Figure 4.2: An iterative method

Ok, let’s break this code down step by step:

deltaT <- 0.1 and t <- seq(0,2,by=deltaT) define the timesteps ($\Delta t$) and the output time vector t. We also define N <- length(t) so we know how many steps we take.
i_approx <- 10 defines the initial condition to the system, in other words $I(0)=10$.
The for loop goes through this system - first computing the value of $\displaystyle \frac{dI}{dt}$ and then forecasing out the next timestep $I(t+\Delta t) = f(I) \cdot \Delta t$
The remaining code plots the dataframe, like we learned in Section 2.

Let’s recap what we’ve learned to summarize Euler’s method. The most general form of a differential equation is:

\[ \displaystyle \frac{d\vec{y}}{dt} = f(\vec{y},\vec{\alpha},t), \] where $\vec{y}$ is the vector of state variables you want to solve for, and $\vec{\alpha}$ is your vector of parameters.

At a given initial condition, Euler’s method applies locally linear approximations to forecast the solution forward $\Delta t$ time units:

\[ \vec{y}_{n+1} = y_{n} + f(\vec{y}_{n},\vec{\alpha},t_{n}) \cdot \Delta t \]

To generate Figure 4.2 we created the solution directly in R - but you don’t want to copy and paste the code.
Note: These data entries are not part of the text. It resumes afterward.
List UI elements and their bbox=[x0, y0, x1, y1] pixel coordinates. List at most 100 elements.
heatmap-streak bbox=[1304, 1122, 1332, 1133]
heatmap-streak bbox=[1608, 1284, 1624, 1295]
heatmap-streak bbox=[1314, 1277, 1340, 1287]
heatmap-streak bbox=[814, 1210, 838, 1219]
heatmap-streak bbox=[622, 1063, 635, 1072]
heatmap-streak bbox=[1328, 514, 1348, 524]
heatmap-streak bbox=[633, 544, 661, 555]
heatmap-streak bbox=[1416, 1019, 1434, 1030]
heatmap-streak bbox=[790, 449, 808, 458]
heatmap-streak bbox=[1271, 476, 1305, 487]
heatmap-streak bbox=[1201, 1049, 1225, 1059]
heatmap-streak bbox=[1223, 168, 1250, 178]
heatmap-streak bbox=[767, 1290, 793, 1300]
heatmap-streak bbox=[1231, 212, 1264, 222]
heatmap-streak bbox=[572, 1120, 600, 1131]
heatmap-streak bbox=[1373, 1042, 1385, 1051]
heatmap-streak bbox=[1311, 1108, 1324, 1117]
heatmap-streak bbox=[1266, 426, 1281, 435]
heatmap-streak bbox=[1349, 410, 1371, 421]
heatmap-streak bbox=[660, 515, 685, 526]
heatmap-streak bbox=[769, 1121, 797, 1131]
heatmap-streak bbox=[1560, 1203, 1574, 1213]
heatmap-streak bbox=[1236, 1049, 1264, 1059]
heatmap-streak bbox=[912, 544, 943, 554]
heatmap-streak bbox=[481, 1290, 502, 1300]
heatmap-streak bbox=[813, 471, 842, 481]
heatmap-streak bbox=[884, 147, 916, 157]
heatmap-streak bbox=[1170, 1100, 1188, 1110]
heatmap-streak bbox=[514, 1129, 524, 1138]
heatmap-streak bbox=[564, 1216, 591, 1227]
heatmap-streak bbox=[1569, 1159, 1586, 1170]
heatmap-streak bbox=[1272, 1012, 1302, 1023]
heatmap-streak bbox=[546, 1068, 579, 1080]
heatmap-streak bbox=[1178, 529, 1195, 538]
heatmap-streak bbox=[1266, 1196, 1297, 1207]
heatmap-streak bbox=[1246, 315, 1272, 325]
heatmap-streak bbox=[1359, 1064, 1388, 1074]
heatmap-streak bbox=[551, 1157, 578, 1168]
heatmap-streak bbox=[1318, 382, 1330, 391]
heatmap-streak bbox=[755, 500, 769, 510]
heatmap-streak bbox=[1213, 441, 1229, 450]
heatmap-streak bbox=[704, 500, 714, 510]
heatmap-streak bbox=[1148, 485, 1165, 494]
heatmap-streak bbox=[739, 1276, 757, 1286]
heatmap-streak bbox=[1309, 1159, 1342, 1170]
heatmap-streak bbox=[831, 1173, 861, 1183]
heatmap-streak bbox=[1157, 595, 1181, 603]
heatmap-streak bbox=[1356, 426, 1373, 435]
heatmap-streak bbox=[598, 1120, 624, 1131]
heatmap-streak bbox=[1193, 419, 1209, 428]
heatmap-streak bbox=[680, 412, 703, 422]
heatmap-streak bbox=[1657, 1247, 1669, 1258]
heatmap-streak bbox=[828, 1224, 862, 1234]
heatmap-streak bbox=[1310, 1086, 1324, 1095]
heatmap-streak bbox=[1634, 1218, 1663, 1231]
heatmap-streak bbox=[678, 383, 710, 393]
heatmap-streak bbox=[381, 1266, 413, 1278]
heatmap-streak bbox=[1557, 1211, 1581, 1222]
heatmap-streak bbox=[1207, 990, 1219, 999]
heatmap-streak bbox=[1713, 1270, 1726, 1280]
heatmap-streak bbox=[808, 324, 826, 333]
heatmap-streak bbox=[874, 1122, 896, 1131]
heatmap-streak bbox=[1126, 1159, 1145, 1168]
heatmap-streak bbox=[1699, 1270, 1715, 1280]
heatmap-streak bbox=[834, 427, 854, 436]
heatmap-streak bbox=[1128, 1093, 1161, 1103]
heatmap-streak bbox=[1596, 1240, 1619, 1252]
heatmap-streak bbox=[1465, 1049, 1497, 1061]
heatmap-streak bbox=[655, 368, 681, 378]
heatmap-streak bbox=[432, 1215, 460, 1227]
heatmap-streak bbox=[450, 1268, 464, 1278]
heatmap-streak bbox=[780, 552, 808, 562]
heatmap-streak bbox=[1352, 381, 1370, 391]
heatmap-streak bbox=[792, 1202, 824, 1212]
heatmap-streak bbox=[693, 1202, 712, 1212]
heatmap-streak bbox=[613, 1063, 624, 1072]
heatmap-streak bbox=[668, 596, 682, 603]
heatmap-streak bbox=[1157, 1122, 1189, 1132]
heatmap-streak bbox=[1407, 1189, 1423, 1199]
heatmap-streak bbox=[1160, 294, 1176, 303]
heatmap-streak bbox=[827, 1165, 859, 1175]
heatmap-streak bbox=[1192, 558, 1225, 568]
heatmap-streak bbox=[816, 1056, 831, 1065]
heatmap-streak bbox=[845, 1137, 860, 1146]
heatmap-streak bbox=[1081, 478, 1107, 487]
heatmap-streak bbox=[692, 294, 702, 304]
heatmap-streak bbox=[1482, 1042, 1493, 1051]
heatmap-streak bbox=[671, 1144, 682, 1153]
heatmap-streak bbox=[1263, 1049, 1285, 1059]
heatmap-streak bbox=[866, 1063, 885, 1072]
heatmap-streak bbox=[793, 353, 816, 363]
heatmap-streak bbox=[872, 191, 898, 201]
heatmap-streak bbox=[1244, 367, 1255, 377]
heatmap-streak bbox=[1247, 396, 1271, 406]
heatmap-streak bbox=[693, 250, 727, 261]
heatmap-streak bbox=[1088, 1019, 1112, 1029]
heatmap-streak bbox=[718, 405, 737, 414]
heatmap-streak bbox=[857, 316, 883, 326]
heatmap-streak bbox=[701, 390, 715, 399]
The demodeler package has a function called euler that does the same process to generate the output solution:

library(demodelr)

# Define the rate equation:
infection_eq <- c(didt ~ .003 * i * (4000 - i))

# Define the initial condition (as a named vector)
infection_init <- c(i = 10)

# Define deltaT and the time steps:
deltaT <- 0.2
n_steps <- 10

# Compute the solution via Euler's method:
out_solution <- euler(system_eq = infection_eq,
                      initial_condition = infection_init,
                      deltaT = deltaT, 
                      n_steps = n_steps
                      )


# Now plot your solution:
ggplot(data = out_solution) +
  geom_line(aes(x = t, y = i)) +
labs(
  x = "Time",
  y = "Infected"
)

$Euler\'s method solution$

Figure 4.3: Euler's method solution

Let’s talk through the steps of this code as well:

The line infection_eq <- c(didt ~ .003 * i * (4000-i)) represents the differential equation, written in formula notation. So $\displaystyle \frac{dI}{dt} \rightarrow$ didt and $f(I) \rightarrow$ .003 * i * (4000-i)), with the variable i.
The initial condition $I(0)=10$ is written as a named vector: infection_init <- c(i=10). Make sure the name of the variable is consistent with your differential equation.
As before we need to identify $\Delta t$ and the number of steps $N$.

The command euler then computes the solution applying Euler’s method, returning a data frame so we can plot the results. Note the columns of the data frame are the variables $t$ and $i$ that have been named in our equations.